Walker Morris is the largest single-site law office outside London, servicing a national and international client base. This strategy gives the firm the ability to deliver the strength in depth that clients require to deliver significant, complex transactions seamlessly, speedily and cost effectively. Both the Firm and its lawyers are recognised as leaders in their fields with 91% of its partners recognised in either Chambers or Legal 500 for their expertise.
To hear about their transactional work, this month CEO Today reached out to Michael Taylor – the Head of the Finance Team at Walker Morris, who has spent over 30 years acting for banks and other lenders and borrower clients in relation to corporate and acquisition financings and restructuring transactions.
Have there been any notable changes in the UK M&A market in the last few months?
Perhaps the biggest single change, which has been happening over the last year or so, has been the increased involvement of direct lender debt funds in the mid-market and not just on private equity deals. So we have seen direct lenders funding succession planning/cash-out transactions of owner managed businesses at the edges of where the banks would historically have been lending. In some cases, we are now seeing a bit of a sea-change as the banks look to take some of that space back by leading financings in partnership with debt funds, but taking more than the super-senior debt strip in a traditional unitranche structure.

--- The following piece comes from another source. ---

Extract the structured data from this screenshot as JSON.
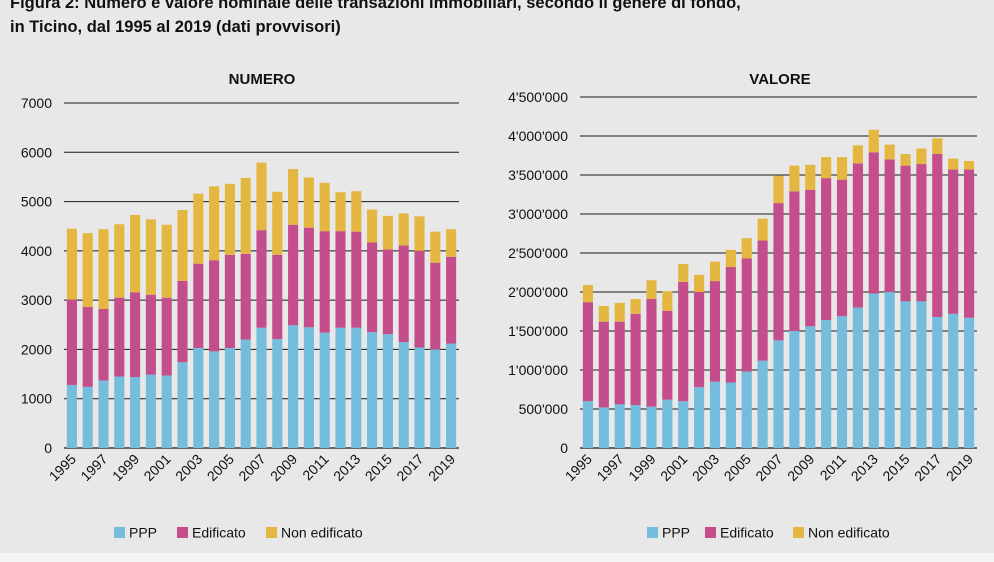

What safeguarding techniques are typically put into place to ensure that a deal follows through smoothly?
The key here is to make sure that all stakeholders understand precisely what the lenders’ credit requirements are, and what needs to be delivered on or before closing to meet them. The last thing anyone on the deal wants is a need, at the last minute, for a change in the credit sanction. This involves close cooperation at an early stage between lawyers and debt advisers to thrash out the art of the possible and to get a term sheet with any anticipated concerns agreed. No one likes surprises partway through a funding process.
What differences need to be taken into consideration when handling bilateral vs. syndicated transactions?
Two areas come to mind here: market flex issues and forward planning.
For most borrowers in the mid-market, it is vital to understand, precisely, the terms of their deal. A clause which enables the lead bank to change that deal to achieve a post-completion sell-down is most unwelcome. However, missing its inclusion (or significance) at the term sheet stage can lead to some unpleasant surprises when the ‘legal’ document lands with three weeks to closing.
In a multi-bank deal, involving overseas lenders, for example, ensuring that all signatories will be available in time for closing (which seems a trite requirement) can take some organising and can be very embarrassing for the lead bank if not arranged properly. As a bemused borrower’s counsel, I speak from experience!
Have you worked on any prominent cases recently that you could share with us?
It is interesting how private equity financing structures are moving into the real estate market, bringing with them a cross-over of funding techniques. One example is the transaction between Harrison Street Real Estate and our client, Crosslane Student Developments. Key to the success of the deal was ensuring that all of the moving parts (and there were many) were travelling at the same speed and in the same gear, at the same time as understanding the deal drivers of the various interested parties. Pulling together professionals from corporate, tax, real estate, construction and finance across eight firms of lawyers (leaving aside building contractors’ counsel) was quite an exercise in stage management.